Would you be my neighbour? Lessons on community from Mister Rogers

by Stephen Thirlwall

A new movie came to Ottawa this summer entitled Won’t You Be My Neighbor? It was shown at a limited number of theatres, including the Mayfair Theatre, one of Ottawa’s locally owned, independent theatres.

The film is a brilliant documentary about Fred Rogers and his television series for children, “Mister Rogers’ Neighborhood.” My response to the film was to write this movie review and ask various serious questions.

Fred Rogers, in his own words, felt that every single person can make a positive contribution to the world. Each one of us is unique and has their own special combination of qualities and abilities.

He told each young child that he loved, respected and accepted them for who they are.

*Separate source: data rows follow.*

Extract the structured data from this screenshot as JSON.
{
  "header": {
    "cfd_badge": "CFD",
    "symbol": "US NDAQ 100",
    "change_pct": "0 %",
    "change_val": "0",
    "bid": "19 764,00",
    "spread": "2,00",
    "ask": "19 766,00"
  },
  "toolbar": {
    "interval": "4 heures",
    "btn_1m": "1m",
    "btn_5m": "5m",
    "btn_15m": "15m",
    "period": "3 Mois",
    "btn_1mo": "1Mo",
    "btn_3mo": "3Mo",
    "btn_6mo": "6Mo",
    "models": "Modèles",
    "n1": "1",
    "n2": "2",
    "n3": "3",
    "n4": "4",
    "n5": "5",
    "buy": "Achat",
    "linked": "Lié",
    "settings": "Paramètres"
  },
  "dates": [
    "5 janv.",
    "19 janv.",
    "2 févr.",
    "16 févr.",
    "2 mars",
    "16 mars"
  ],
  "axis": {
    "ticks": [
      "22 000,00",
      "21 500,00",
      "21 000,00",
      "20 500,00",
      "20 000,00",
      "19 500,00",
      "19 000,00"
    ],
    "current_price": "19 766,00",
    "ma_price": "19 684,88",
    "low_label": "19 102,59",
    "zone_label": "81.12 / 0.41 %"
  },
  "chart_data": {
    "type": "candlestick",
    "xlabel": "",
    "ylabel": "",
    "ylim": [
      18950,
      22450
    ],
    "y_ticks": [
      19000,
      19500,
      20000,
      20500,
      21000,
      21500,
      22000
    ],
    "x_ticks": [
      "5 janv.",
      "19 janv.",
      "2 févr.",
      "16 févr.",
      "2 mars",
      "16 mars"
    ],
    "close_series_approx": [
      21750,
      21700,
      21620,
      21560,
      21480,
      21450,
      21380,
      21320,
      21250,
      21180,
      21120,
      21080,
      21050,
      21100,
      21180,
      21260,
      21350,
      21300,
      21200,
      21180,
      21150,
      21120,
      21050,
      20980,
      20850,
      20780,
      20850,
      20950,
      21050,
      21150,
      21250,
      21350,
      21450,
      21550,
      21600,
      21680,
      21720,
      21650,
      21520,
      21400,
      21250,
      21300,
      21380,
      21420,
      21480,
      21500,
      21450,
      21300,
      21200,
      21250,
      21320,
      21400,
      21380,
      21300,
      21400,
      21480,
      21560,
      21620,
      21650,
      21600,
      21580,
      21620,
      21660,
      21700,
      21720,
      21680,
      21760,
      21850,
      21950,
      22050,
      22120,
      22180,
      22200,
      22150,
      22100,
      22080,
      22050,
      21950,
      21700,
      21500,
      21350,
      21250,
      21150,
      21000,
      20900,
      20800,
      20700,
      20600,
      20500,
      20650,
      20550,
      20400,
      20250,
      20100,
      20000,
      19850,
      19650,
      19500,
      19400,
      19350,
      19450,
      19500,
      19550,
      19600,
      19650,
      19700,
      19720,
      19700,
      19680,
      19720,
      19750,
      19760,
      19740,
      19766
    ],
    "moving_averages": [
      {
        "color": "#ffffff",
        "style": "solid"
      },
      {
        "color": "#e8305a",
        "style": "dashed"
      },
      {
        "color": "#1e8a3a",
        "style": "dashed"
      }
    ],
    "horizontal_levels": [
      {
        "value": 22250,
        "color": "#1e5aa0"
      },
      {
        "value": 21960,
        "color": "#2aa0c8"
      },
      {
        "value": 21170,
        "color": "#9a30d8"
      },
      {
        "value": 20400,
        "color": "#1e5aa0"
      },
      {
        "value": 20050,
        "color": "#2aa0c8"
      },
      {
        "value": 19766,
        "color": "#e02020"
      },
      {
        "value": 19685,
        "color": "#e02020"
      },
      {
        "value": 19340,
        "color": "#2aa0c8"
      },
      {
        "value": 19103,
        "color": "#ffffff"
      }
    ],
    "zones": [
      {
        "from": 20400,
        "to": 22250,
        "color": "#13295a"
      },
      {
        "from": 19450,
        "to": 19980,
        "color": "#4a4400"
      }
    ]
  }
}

Via his TV show, he guided them to use their uniqueness in a constructive way and balanced this against the challenges being faced in contemporary America.

Although he was actually an ordained Christian minister, and politically a Republican, he did not preach a narrow or restricted line. Instead, he operated through his writing and stilted acting to bring out openness in society.

He showed children, in terms they could grasp, how to face critical decision-making regarding challenges and problems. He helped them to channel anger, fear and other feelings and make them come out on the side of love, joy, friendship and a moral behaviour. His manner was always to speak to children in a quiet, friendly and gentle (but concerned) way.

In spite of his own feelings of inadequacy, he persevered and made a difference. There were those who criticized him, mocked his approach and spread false rumours about him (all shown within the film), yet the success of his TV show prevailed. He truly touched hearts.

If he had any regret, it was that he was unable to do anything to stop major disasters, such as 9/11, from happening. However, even after 9/11, and after deep reflection, he still presented his audience with a message of ultimate hope: that each one of us can help make a positive difference. He did not waver from this, no matter how difficult it may have been for him personally.

The movie prompted, for me, some questions for us to face in this current time and place.

What is a neighbourhood? What is a community? Are they the same thing? Is a neighbourhood just the physical area where we live as diverse unconnected people? Or is it the connection between us and our connections with the venues, services and activities around us that matters and forges neighbourhood? Can we change and improve our community and neighbourhood? And most importantly, what is our role and responsibility? How can we contribute to a strong and healthy community and society?

Mister Rogers would say that you don’t have to do something grand and earth-shaking. You just have to do something, however small.
Centretown and Dalhousie are two physical neighbourhoods with fairly distinct boundaries. Centretown is bordered by the Rideau Canal, the Ottawa River, Bronson Avenue and the Queensway. Dalhousie shares Bronson Avenue and the Ottawa River but then extends further west. Yet it takes communally active people to make them real and vibrant neighbourhoods.

Neighbourhoods and communities can have different scales. Centretown and Dalhousie could be considered together as one neighbourhood. Or they could each be subdivided into various smaller neighbourhoods: the Golden Triangle, Elgin Street, Bank Street, Chinatown, Little Italy, etc.

Can we gain a sense of community at all levels: local neighbourhood, citywide, regional, provincial, national, and global? In some ways, we do this all the time. But how consciously are we engaged in this?

Do you feel that you are part of a connected community? Or does this even matter to you?

Mister Rogers would certainly say it should matter because this is the environment in which you live. Do you want it to be a friendly, healthy and nourishing one for you? How can each of us contribute to positive change, formally or informally? Won’t you be each other’s neighbours?